Using the law in the 1980s, federal prosecutors convicted the heads of three New York organized crime families in a case known as the Mafia Commission Trial. But the key allegation was that the crime families themselves were racketeering enterprises, which opened the door to far reaching evidence and harsh sentences. The result was a major blow to organized crime in New York City. In a related case, the prosecutors even persuaded a court to appoint a receiver to take control of a mob-run restaurant, Umberto's Clam House, in downtown Manhattan. The Justice Department has used RICO against corrupt labor unions and forced a then-leading New York City investment firm, Drexel Burnham Lambert, to plead guilty to securities law violations under threat of a draconian RICO indictment.

That's why it's dismaying to see federal prosecutors, to paraphrase Teddy Roosevelt, talk loudly but so far wield a soft stick against FIFA. Comey's statement suggests that the soccer federation is a racketeering enterprise used by employees to line their own pockets. Such systemic wrongdoing could only have happened because FIFA's leadership tolerates a culture of pervasive corruption.

In 2014, FIFA's chief ethics investigator, American lawyer Michael Garcia, resigned in protest because the organization had not acted on his report on corruption in the bid process for the 2018 and 2022 World Cup sites, Russia and Qatar, respectively. Garcia suggested that the organization was incapable of reforming itself and charged that FIFA's independent ethics investigator had misrepresented the findings of his report, which the federation refused to release. Indeed, despite the Garcia report and despite the allegations in the federal indictment about corruption in connection with the bidding for the 2010 World Cup, FIFA nonetheless declared Wednesday that "the World Cups 2018 and 2022 will be played in Russia and Qatar."

As Garcia said when he resigned, "No independent governance committee, investigator or arbitration panel can change the culture of an organization."
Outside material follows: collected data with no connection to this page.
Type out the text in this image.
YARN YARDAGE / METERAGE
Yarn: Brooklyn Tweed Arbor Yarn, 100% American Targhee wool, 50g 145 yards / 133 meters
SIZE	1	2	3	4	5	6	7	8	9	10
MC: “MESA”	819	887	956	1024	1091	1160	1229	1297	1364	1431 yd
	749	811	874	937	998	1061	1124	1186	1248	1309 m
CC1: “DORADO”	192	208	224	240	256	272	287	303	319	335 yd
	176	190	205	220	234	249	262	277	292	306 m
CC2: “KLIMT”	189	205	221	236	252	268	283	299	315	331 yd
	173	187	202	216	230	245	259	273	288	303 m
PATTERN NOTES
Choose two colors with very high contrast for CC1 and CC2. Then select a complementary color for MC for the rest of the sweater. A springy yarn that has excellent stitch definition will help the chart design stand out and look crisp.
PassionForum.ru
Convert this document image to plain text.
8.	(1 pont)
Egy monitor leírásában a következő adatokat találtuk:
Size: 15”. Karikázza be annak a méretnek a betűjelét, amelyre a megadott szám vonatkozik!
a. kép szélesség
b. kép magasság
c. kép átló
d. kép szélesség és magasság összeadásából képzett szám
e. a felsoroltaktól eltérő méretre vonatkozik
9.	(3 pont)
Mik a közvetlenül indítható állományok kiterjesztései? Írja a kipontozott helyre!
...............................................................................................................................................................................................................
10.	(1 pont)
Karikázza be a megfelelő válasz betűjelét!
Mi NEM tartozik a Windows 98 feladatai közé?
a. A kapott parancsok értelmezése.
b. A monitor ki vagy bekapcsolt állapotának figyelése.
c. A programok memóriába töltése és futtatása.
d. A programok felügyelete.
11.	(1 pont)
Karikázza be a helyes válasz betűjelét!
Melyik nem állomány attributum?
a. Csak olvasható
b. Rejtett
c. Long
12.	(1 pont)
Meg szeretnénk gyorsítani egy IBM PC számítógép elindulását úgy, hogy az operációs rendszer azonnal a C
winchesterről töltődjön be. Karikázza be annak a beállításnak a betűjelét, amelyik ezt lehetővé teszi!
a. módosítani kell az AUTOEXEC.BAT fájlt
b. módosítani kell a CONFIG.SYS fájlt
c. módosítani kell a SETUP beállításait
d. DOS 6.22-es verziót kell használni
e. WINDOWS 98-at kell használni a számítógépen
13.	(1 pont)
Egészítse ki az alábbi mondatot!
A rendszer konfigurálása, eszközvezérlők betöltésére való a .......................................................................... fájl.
To be sure, RICO can be a blunt ax, and no one is suggesting that the prosecutors bring RICO charges in order to destroy FIFA. Even so, the threat of asset forfeitures or appointment of a receiver gives the Justice Department considerable leverage. Indeed, as with Drexel Burnham Lambert, Justice likely wouldn't even have had to bring any RICO proceedings. Regardless of FIFA leadership vote Friday, federal prosecutors' work will not be done until they find a way to force the soccer governing body to enact meaningful reforms and get rid of leaders who, at the very least, tolerated the corruption.

Gregory J. Wallance is a former federal prosecutor.